Rising US bond yields can influence market sentiment, capital flows, and currency movement in India. Being aware of these effects helps investors respond calmly during changing global conditions. 

  1. Stay informed: Tracking policy announcements and interest rate decisions from major central banks helps explain why US bond yields move. Awareness reduces the risk of reacting to short-term market noise. 

  1. Diversify investments: A diversified portfolio across equity, debt, and liquid assets can help reduce the impact of volatility caused by rising global bond yields. Diversification spreads risk across asset classes. 

  1. Monitor currency trends: Higher US bond yields can put pressure on the rupee. This may benefit export-oriented sectors while increasing costs for companies with foreign currency exposure. 

  1. Consider debt allocation: During uncertain equity market conditions, fixed-income instruments may provide relative stability.

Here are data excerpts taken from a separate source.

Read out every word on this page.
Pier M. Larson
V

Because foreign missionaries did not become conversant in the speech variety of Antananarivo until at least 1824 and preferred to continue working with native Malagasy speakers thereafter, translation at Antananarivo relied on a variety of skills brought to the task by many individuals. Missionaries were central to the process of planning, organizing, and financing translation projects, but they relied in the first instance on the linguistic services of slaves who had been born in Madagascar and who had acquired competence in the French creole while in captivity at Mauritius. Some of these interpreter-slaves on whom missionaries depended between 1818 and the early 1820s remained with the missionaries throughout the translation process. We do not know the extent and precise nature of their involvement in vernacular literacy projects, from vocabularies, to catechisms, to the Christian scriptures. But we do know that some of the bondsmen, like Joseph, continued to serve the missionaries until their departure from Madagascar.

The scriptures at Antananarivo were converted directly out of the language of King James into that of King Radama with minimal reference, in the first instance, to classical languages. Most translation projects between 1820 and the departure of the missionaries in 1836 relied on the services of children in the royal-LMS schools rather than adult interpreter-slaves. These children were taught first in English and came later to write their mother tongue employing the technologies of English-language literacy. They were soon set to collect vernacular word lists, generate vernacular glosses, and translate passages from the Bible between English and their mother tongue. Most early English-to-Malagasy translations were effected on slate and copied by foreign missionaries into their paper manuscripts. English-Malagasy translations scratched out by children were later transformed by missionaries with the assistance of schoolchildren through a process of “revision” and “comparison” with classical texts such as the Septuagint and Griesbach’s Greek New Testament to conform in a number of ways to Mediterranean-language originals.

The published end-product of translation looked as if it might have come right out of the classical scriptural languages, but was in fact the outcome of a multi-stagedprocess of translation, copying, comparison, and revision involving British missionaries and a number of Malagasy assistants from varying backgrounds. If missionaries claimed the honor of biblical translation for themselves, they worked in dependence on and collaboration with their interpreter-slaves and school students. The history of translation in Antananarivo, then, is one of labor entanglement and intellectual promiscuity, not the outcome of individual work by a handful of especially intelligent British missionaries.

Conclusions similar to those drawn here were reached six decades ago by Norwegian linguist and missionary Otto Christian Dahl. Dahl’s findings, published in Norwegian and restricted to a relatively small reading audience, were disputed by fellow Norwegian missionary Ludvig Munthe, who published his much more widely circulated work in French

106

They can help balance portfolio risk during periods of rising yields. 

  1. Revisit long term goals: Short-term movements in bond yields should not derail long-term financial planning. Reviewing goals helps maintain discipline during changing market conditions. 

Conclusion

Rising US bond yields can influence the Indian equity market through changes in global capital flows, currency movement, and borrowing costs. While these shifts may create short-term volatility, their impact varies across sectors and companies. Understanding how bond yields affect equities helps investors interpret market movements more clearly and avoid overreaction.  

A steady, long-term approach based on fundamentals and awareness of global trends remains important when navigating periods shaped by changes in US bond yields. 

FAQs

Rising US bond yields can influence foreign investment flows, currency movement, and borrowing costs in India. This may lead to short-term volatility in Indian equities, especially during global risk shifts. 

Rate-sensitive sectors such as banking, infrastructure, and real estate may face pressure due to higher funding costs. Export-oriented sectors can benefit if a weaker rupee improves earnings. 

Investors may focus on diversification across asset classes and sectors to manage risk. Reviewing long-term goals helps avoid decisions driven by short-term global market changes. 

A rise in US bond yields often signals expectations of higher interest rates, inflation concerns, or tighter financial conditions. It reflects changing market views on economic growth and policy direction. 

Bond yields and stock markets are linked through capital allocation and risk perception. When yields rise, bonds can become more attractive, which may reduce appetite for equities in some market phases.